Will Monroe County Answer the Call?

By E. P. Blanton

When the call comes, if one does come, for volunteers to go to Mexico, will our county of Monroe be represented?  Fifty six years ago, when the Civil War broke out Monroe was represented, not only with the home guard or militia but also with companies of troops which took an active part in many of the great battles.  Does the patriotism that fired the hearts of our fathers and grandfathers to such an extent still burn within us so that if our country calls we will not be deaf?  Let us hope so.

A way back in 1862 when the nation was at war with itself, a company of soldiers was organized at Florida under the captaincy of Brackston Pollard.  That was in the spring and in the following August it went into battle at Newark where three of its members were killed and several severely wounded, among them the captain.

Have you ever heard of Brace's company?  It was our own Judge Theodore Brace who lives just west of town.  Soon after its organization it combined with four other companies to make a battalion and chose Mr. Brace as Lieutenant-Colonel.  He was succeeded in the captaincy by Elliott W. Major, another Monroe countian.              

A few days after Brace's company was organized, it went into camp at Higginbotham's mill, on Elk Fork.  In 1861 they had a slight skirmish with the Federals at Monroe City but it was not until the next month that they had to face a real invasion of this county.  Two thousand men from Kansas and Iowa came to Paris early one morning for the purpose of relieving the Farmers Bank of the responsibility of guarding a large amount of money.  However, the money was secreted by O. P. Gentry, cashier, while Frank L. Pitts, a private in Brace's company rode away to warn his commander of the prescence of the enemy.  His ride was somewhat similar to that of Paul Revere, only he was hastened on by shots from Union soldiers who saw him leaving town.  Only skirmishing between a few soldiers of each side followed, but fortune favored Brace's men as they killed one Federal and captured several others.

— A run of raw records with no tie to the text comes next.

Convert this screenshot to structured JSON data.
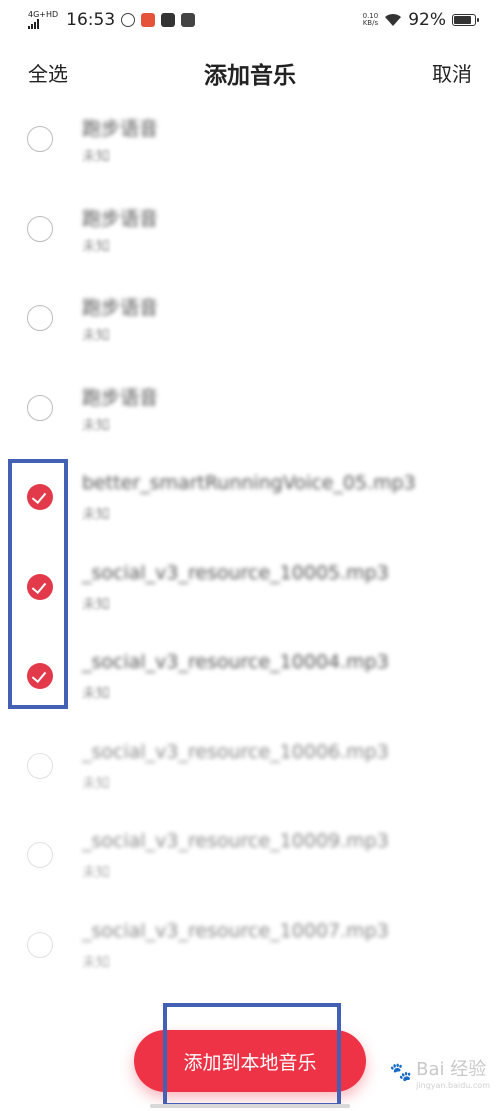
{
  "status_bar": {
    "network": "4G+HD",
    "time": "16:53",
    "speed_value": "0.10",
    "speed_unit": "KB/s",
    "battery": "92%",
    "battery_level": 0.92
  },
  "header": {
    "select_all": "全选",
    "title": "添加音乐",
    "cancel": "取消"
  },
  "items": [
    {
      "title": "跑步语音",
      "sub": "未知",
      "checked": false
    },
    {
      "title": "跑步语音",
      "sub": "未知",
      "checked": false
    },
    {
      "title": "跑步语音",
      "sub": "未知",
      "checked": false
    },
    {
      "title": "跑步语音",
      "sub": "未知",
      "checked": false
    },
    {
      "title": "better_smartRunningVoice_05.mp3",
      "sub": "未知",
      "checked": true
    },
    {
      "title": "_social_v3_resource_10005.mp3",
      "sub": "未知",
      "checked": true
    },
    {
      "title": "_social_v3_resource_10004.mp3",
      "sub": "未知",
      "checked": true
    },
    {
      "title": "_social_v3_resource_10006.mp3",
      "sub": "未知",
      "checked": false
    },
    {
      "title": "_social_v3_resource_10009.mp3",
      "sub": "未知",
      "checked": false
    },
    {
      "title": "_social_v3_resource_10007.mp3",
      "sub": "未知",
      "checked": false
    }
  ],
  "bottom": {
    "add_button": "添加到本地音乐"
  },
  "watermark": {
    "text": "Bai 经验",
    "sub": "jingyan.baidu.com"
  },
  "colors": {
    "accent": "#ee3347",
    "check": "#e23a4a",
    "annotation": "#4460b5"
  }
}
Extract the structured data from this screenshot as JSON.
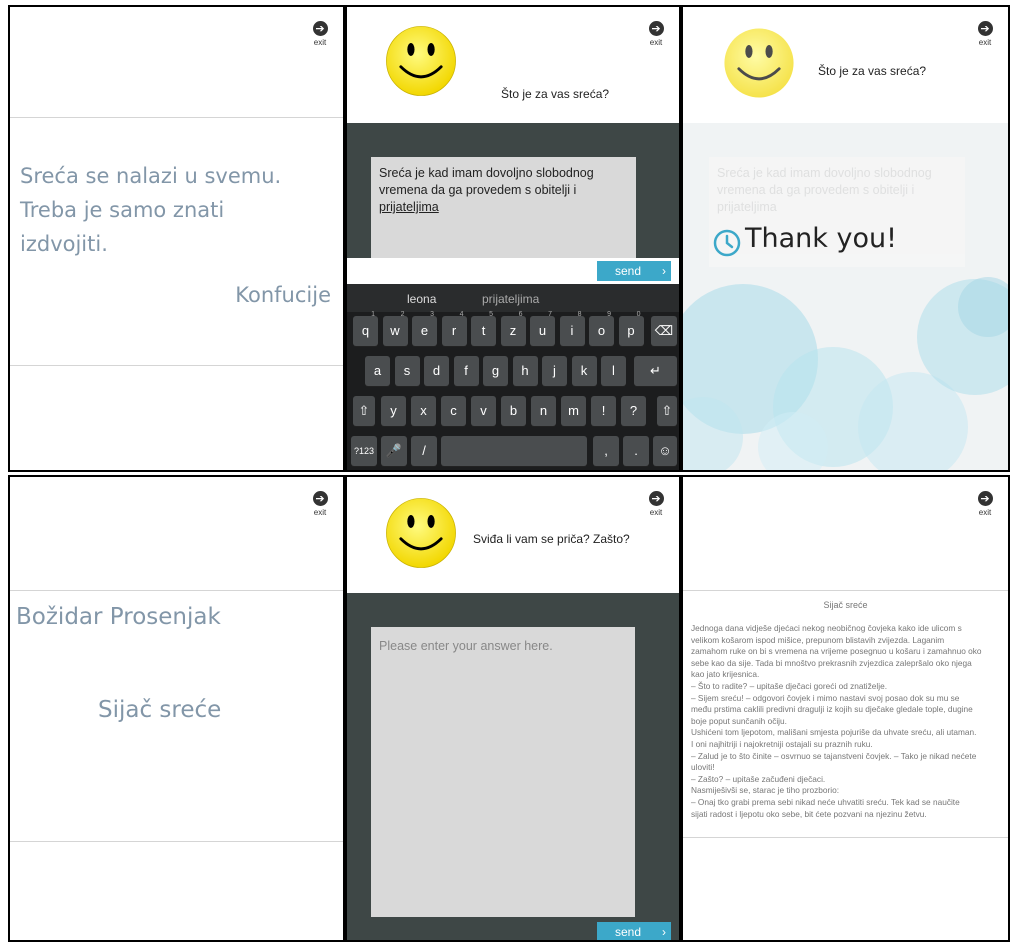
{
  "exit_label": "exit",
  "exit_glyph": "➔",
  "panel1": {
    "quote_lines": [
      "Sreća se nalazi u svemu.",
      "Treba je samo znati",
      "izdvojiti."
    ],
    "author": "Konfucije"
  },
  "panel2": {
    "question": "Što je za vas sreća?",
    "answer_lines": [
      "Sreća je kad imam dovoljno slobodnog",
      "vremena da ga provedem s obitelji i",
      "prijateljima"
    ],
    "send_label": "send",
    "suggestions": [
      "leona",
      "prijateljima"
    ],
    "keyboard": {
      "row1": [
        {
          "k": "q",
          "h": "1"
        },
        {
          "k": "w",
          "h": "2"
        },
        {
          "k": "e",
          "h": "3"
        },
        {
          "k": "r",
          "h": "4"
        },
        {
          "k": "t",
          "h": "5"
        },
        {
          "k": "z",
          "h": "6"
        },
        {
          "k": "u",
          "h": "7"
        },
        {
          "k": "i",
          "h": "8"
        },
        {
          "k": "o",
          "h": "9"
        },
        {
          "k": "p",
          "h": "0"
        }
      ],
      "row2": [
        "a",
        "s",
        "d",
        "f",
        "g",
        "h",
        "j",
        "k",
        "l"
      ],
      "row3": [
        "y",
        "x",
        "c",
        "v",
        "b",
        "n",
        "m",
        "!",
        "?"
      ],
      "numbers_key": "?123",
      "slash_key": "/",
      "comma_key": ",",
      "period_key": "."
    }
  },
  "panel3": {
    "question": "Što je za vas sreća?",
    "faded_lines": [
      "Sreća je kad imam dovoljno slobodnog",
      "vremena da ga provedem s obitelji i",
      "prijateljima"
    ],
    "thank_you": "Thank you!"
  },
  "panel4": {
    "author": "Božidar Prosenjak",
    "title": "Sijač sreće"
  },
  "panel5": {
    "question": "Sviđa li vam se priča? Zašto?",
    "placeholder": "Please enter your answer here.",
    "send_label": "send"
  },
  "panel6": {
    "title": "Sijač sreće",
    "lines": [
      "Jednoga dana vidješe djećaci nekog neobičnog čovjeka kako ide ulicom s",
      "velikom košarom ispod mišice, prepunom blistavih zvijezda. Laganim",
      "zamahom ruke on bi s vremena na vrijeme posegnuo u košaru i zamahnuo oko",
      "sebe kao da sije. Tada bi mnoštvo prekrasnih zvjezdica zalepršalo oko njega",
      "kao jato krijesnica.",
      "– Što to radite? – upitaše dječaci goreći od znatiželje.",
      "– Sijem sreću! – odgovori čovjek i mimo nastavi svoj posao dok su mu se",
      "među prstima caklili predivni dragulji iz kojih su dječake gledale tople, dugine",
      "boje poput sunčanih očiju.",
      "Ushićeni tom ljepotom, mališani smjesta pojuriše da uhvate sreću, ali utaman.",
      "I oni najhitriji i najokretniji ostajali su praznih ruku.",
      "– Zalud je to što činite – osvrnuo se tajanstveni čovjek. – Tako je nikad nećete",
      "uloviti!",
      "– Zašto? – upitaše začuđeni dječaci.",
      "Nasmiješivši se, starac je tiho prozborio:",
      "– Onaj tko grabi prema sebi nikad neće uhvatiti sreću. Tek kad se naučite",
      "sijati radost i ljepotu oko sebe, bit ćete pozvani na njezinu žetvu."
    ]
  }
}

It was Captain Major who conducted the attack on Paris, a bloodless fight in October 1864, but which left the Old Glenn Hotel without windows and full of bullet holes, still to be found on the north side.  The town was in charge of about twelve federal soldiers and a company of the Home Guard under the command of Bill Fowkes, about a hundred and fifty strong.  Captain Major was returning to this vicinity for the purpose of recruiting more men for the Southern forces.  He approached the town from three sides, one force being stationed in the old grave yard, another by the Harley House, now Major's Livery Satble, and the third at Washington and Caldwell streets.  They gradually closed in, firing at the windows but hoping to hurt no one but friends and neighbors within.  The Home Guard feared that Major intended to burn down the town foe sheltering the Federal troops and were barricaded in the hotel to resist the towns capture.  Major went to Fowke's wife, who had been a neighbor before the war and aked her to interced with her husband for a surrender.  When it was found that the attacking party meant no harm to the town, the white flag was hoisted and surrendered with unconditional parole made.  Everybody was feeling good and so ended Paris' biggest battle of Civil War days.

Bob Swinney, of Middle Grove, later sheriff of this county, and Steve Mason, another man from that neighborhood, won recognition in the war.  Probably the most widely known soldier from this vicinity was Captain Thomas A. Sidener who gave his life to the cause.  He was one of the ten men of General Porter's command whom Mcneil ordered to be shot at Palmyra in revenge for the death of a Federal sympathizer.

And so I could go on naming scores of Monroe county men who have shouldered a gun and marched off to fight for the cause of their country and should the time come when their nation is in need of troops, undoubtedly something within us will say, "Young man, do as your fathers did."